The Prodigy has lost their ability to make good music. In the
last five years, The band has lost three members (including its
dancer), and has not really accomplished anything musically since
their its Fat of the Land, or its competent follow up, The
Dirtchamber Sessions Vol. I. What The Prodigy have to offer with
Always Outnumbered, Never Outgunned is an incredibly polarized and
drifting effort.

Music Reviews

Consider this to be Fat of the Land’s weak little brother.
Some superficial traits make the two seem similar, but when the
listener gives this album a chance, it is easy to see that it is
shallow and self-indulgent. If frontman Liam Howlett hadn’t
had the presence of mind to bring on board some interesting
collaborators, this album would be a total wash. The inclusions of
Twista, Kool Keith and actress Juliette Lewis are the album’s
saving grace.

What distinguishes it from the earlier work of the band —
and may have something to do with the departure of group members
Maxim and Keith Flint — is that there are songs that cannot
be labeled as standard-fare techno. The song “Hotride,”
which features sexy vocal work by Juliette Lewis, is an out-and-out
rock song, standing out as the most refreshing and enjoyable song
on the album.

The other collaborative efforts both have their ups and downs.
“Get Up Get Off” features Twista and Juliette Lewis in
one of the strangest pairings since Britney Spears and Aerosmith at
Superbowl XXXVI. The song strikes a comfortable middle ground
between the acid-house dance beats The Prodigy are known for and
Twista’s smooth lyrical stylings. Howlett’s production
meshes well with Twista’s raps. Kool Keith puts in an
appearance on “Wake Up Call,” and his quirky
contribution gives the otherwise aimless and scattered track some
direction. Howlett proves he can stand on his own two feet with the
catchy song “Action, Radar,” and performs an
interesting — but ultimately unsatisfying — experiment
with the song “Medusa’s Path,” which samples
Iranian composer Rookalah Khalegi’s recordings from the
1930s.

The rest of the songs on this album are infinitely less
inspired. Howlett has slopped together enough songs to fill in the
gaps left by his stronger tracks, but that’s all. The dismal
second song, “Girl,” is the most underwhelming song on
the album. “Shoot Down,” if it does anything, it
reminds us that Liam Gallagher should never enter a recording
studio without his brother Noel. Although Howlett tries to keep
things interesting, the songs are muddy and run together.

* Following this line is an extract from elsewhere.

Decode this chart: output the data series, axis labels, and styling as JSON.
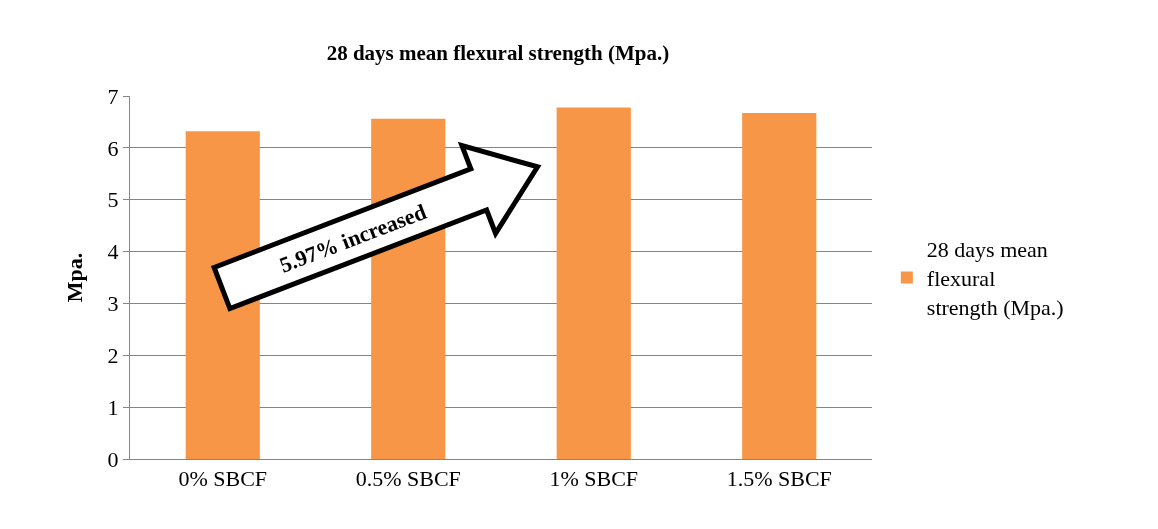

The fact
remains that they are boring to listen to, and even after some
drunken experimentation, impossible to dance to.

Making dance music that is lethargic and saggy is not an easy
thing to do, yet The Prodigy have succeeded in doing just that. A
key component to techno music is energy, and Always Outnumbered,
Never Outgunned lacks exactly that.Although there are some happy
accidents on this album, Howlett fails in his attempt to restore
The Prodigy to their early ’90s glory.